Skip to content

Aggregation Guide

A basic introduction to the concept of Aggregation in Gaffer can be found in the User Guide. This guide is an extension of the introduction to demonstrate more advanced usage of Aggregation and how it can be applied.

Aggregation is applied in Gaffer through an aggregation function. These can take a number of forms but the common factor between them is that they use the underlying koryphe library to provide the ElementAggregator.

Ingest Aggregation

Ingest aggregation permanently aggregates similar elements together in the Graph as they are loaded. The application of ingest aggregation is done via the Graph schema which will apply the aggregation if one of the following conditions are met:

  • An entity has the same group, vertex (e.g. ID), visibility and all groupBy property values are the same.
  • An edge has the same group, source, destination, and all groupBy property values are the same.

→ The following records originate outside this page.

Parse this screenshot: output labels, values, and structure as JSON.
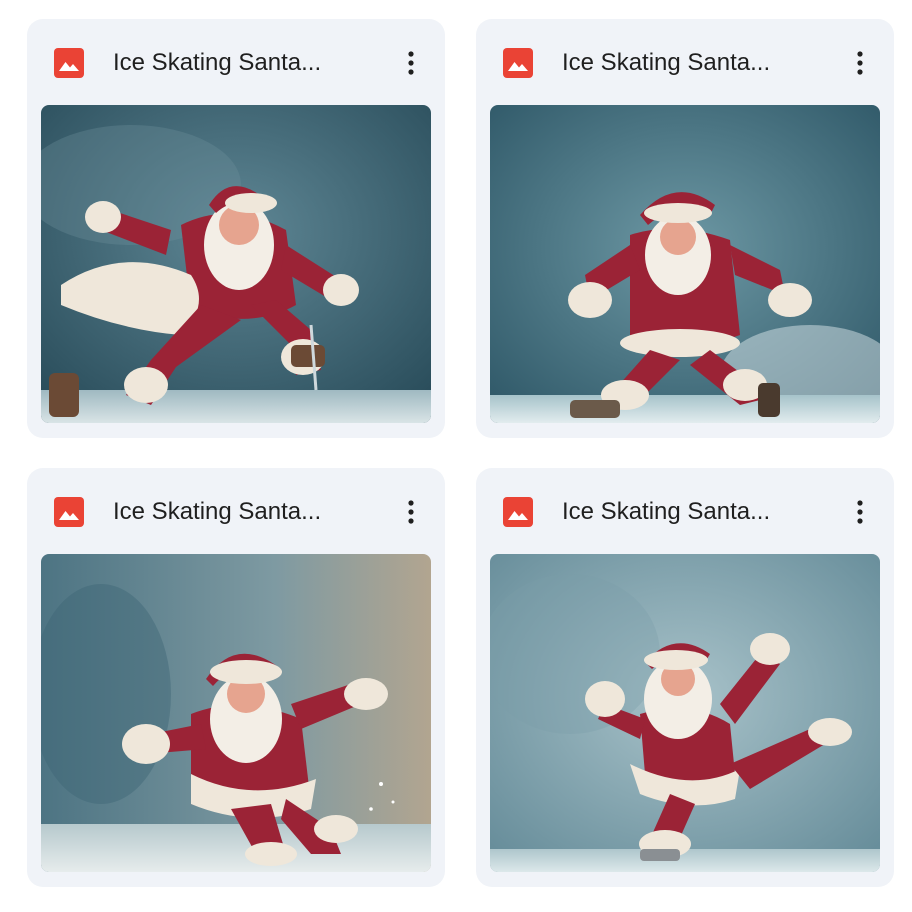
{
  "files": [
    {
      "title": "Ice Skating Santa...",
      "icon": "image-file-icon",
      "menu_icon": "more-vert-icon"
    },
    {
      "title": "Ice Skating Santa...",
      "icon": "image-file-icon",
      "menu_icon": "more-vert-icon"
    },
    {
      "title": "Ice Skating Santa...",
      "icon": "image-file-icon",
      "menu_icon": "more-vert-icon"
    },
    {
      "title": "Ice Skating Santa...",
      "icon": "image-file-icon",
      "menu_icon": "more-vert-icon"
    }
  ],
  "colors": {
    "card_bg": "#f0f3f8",
    "icon_red": "#ea4335",
    "title_text": "#1f1f1f",
    "suit_red": "#9b2336",
    "fur_white": "#efe7da",
    "backdrop": "#3f6a78"
  }
}
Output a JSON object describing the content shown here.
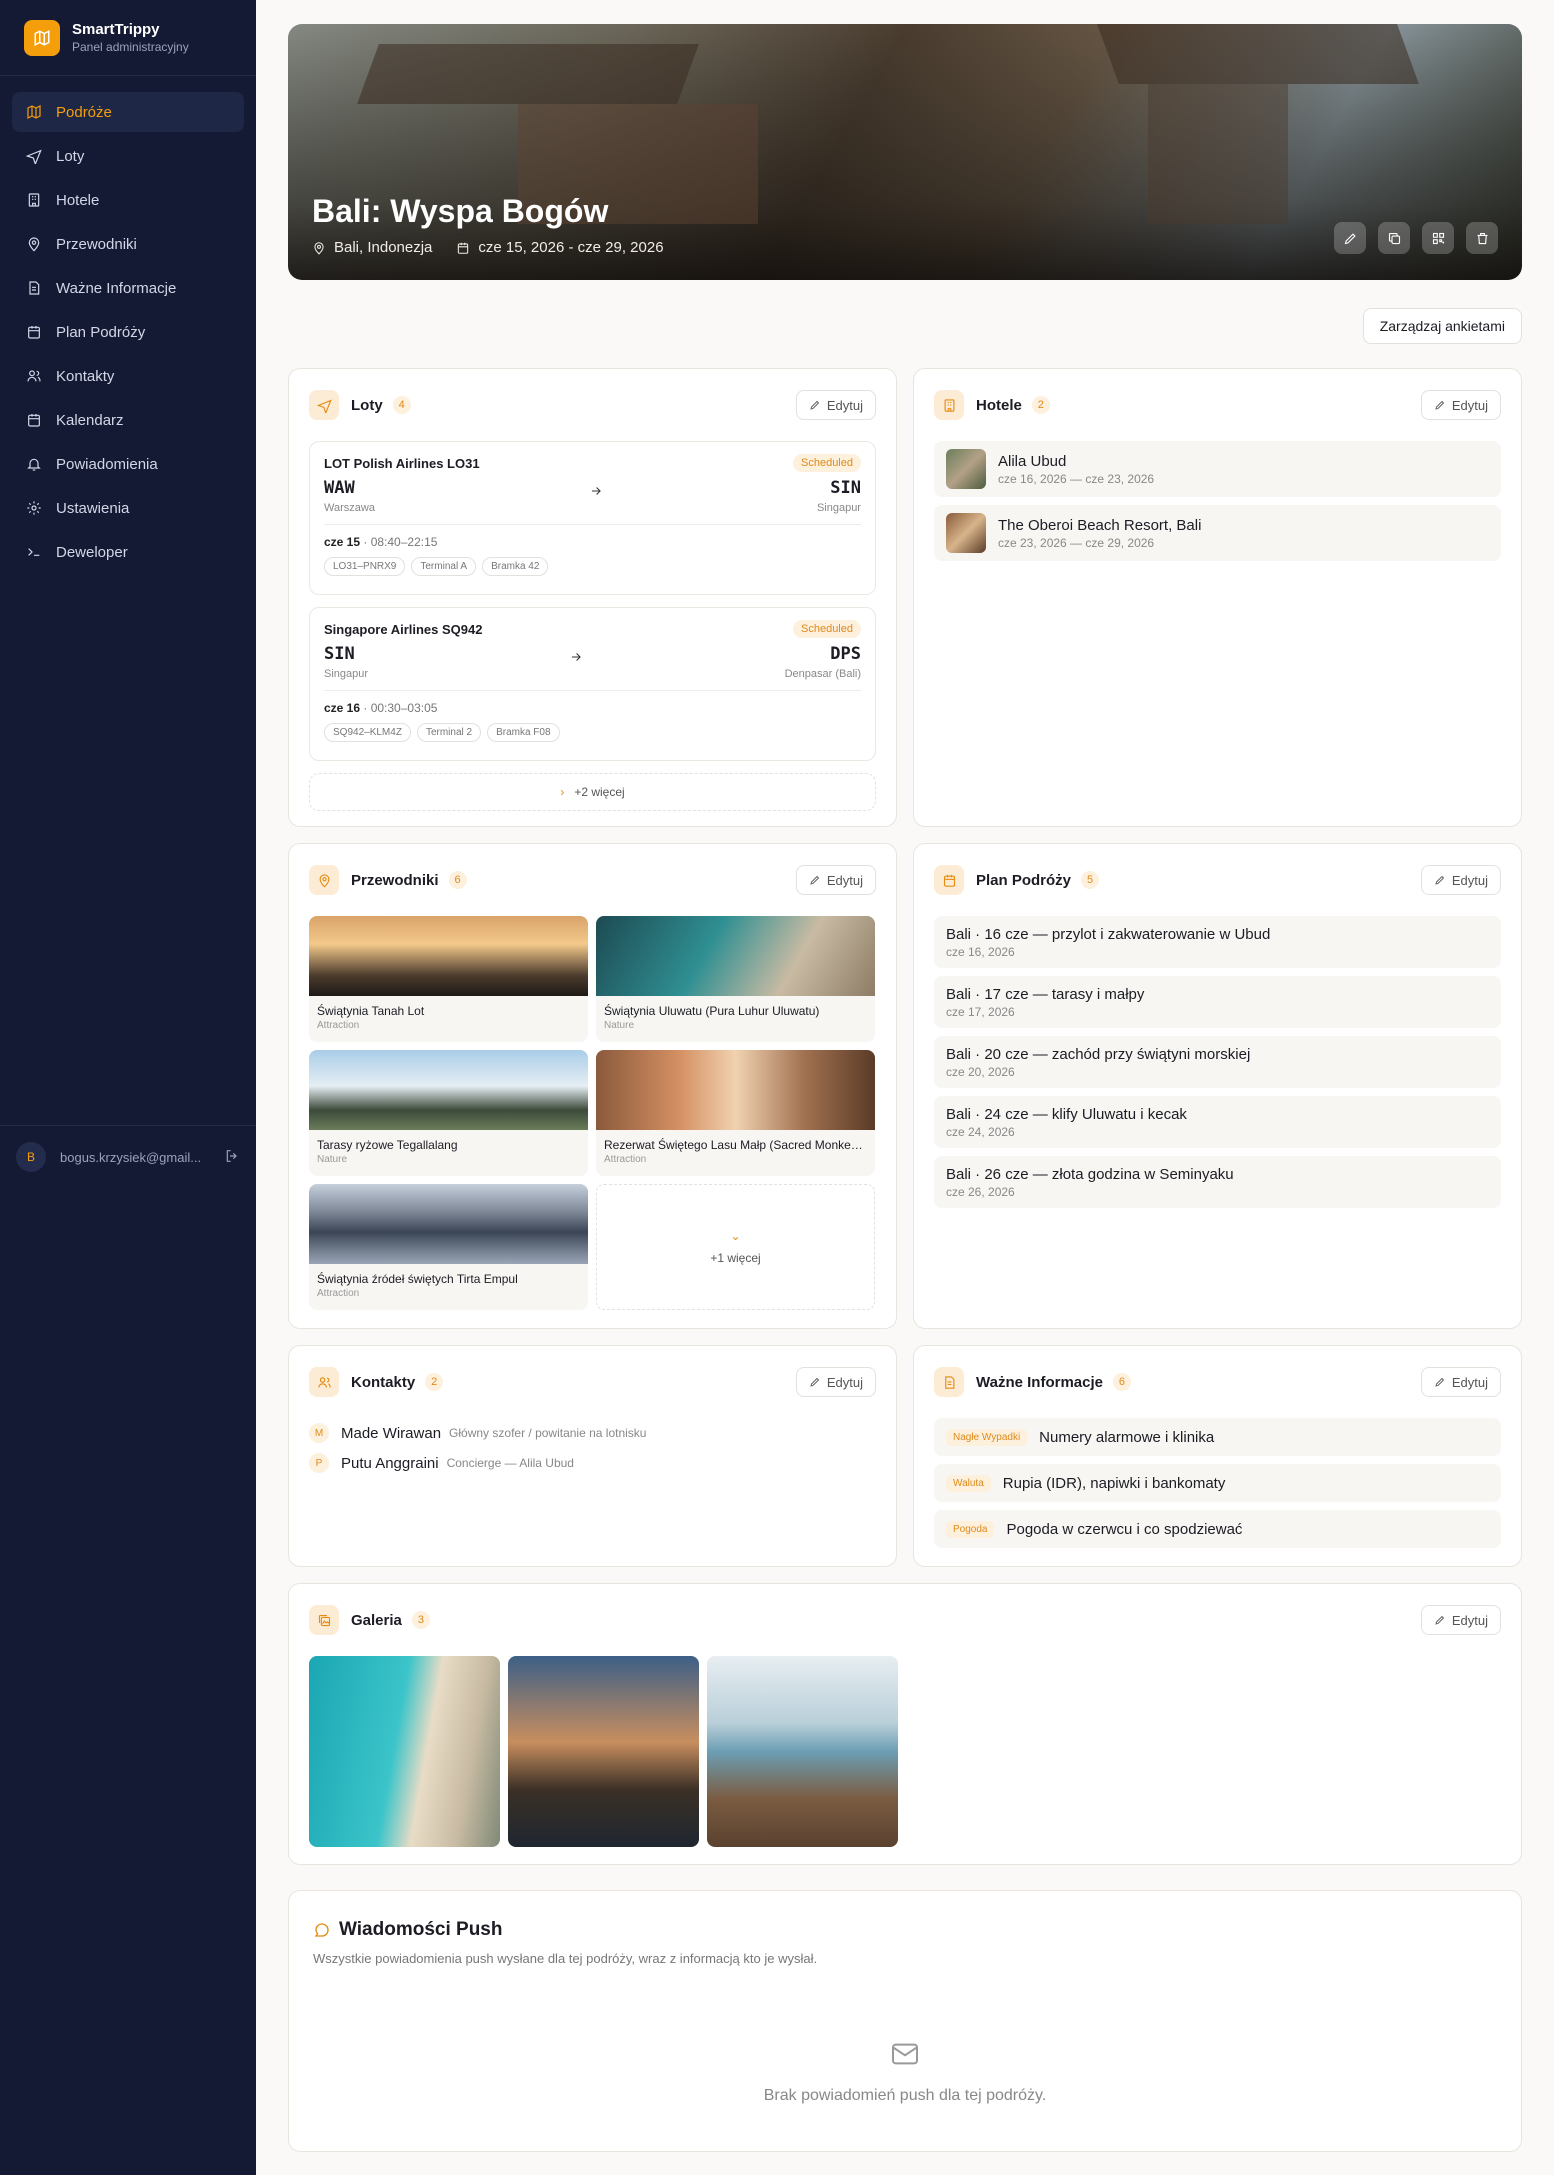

There are a few different use cases for applying ingest aggregation but it is largely driven by the data you have and the analysis you wish to perform. As an example, say you were expecting multiple connections of the same edge between two entities but each instance of the edge may have differing values on its properties, this could be a place to apply aggregation to sum the values etc.

Please see the ingest aggregation example for some common use cases on how this can be applied.

Query-time Aggregation

Query-time aggregation, as the name suggests, is adding aggregation to elements from within the graph query. This differs from ingest aggregation as only the results of the query will have been aggregated; the data stored in the graph remains unchanged.

Generally, to apply aggregation at query-time you must override the groupBy property to prevent the default grouping taking place. It is then possible to create your own aggregator in the query which can force the use of a different aggregation function on a property.

A simple example demonstrating query-time aggregation can be found in the user guide on filtering.

Tip

Most of the time you will want to couple query-time aggregation with a View to allow more targeted queries on the data in your graph.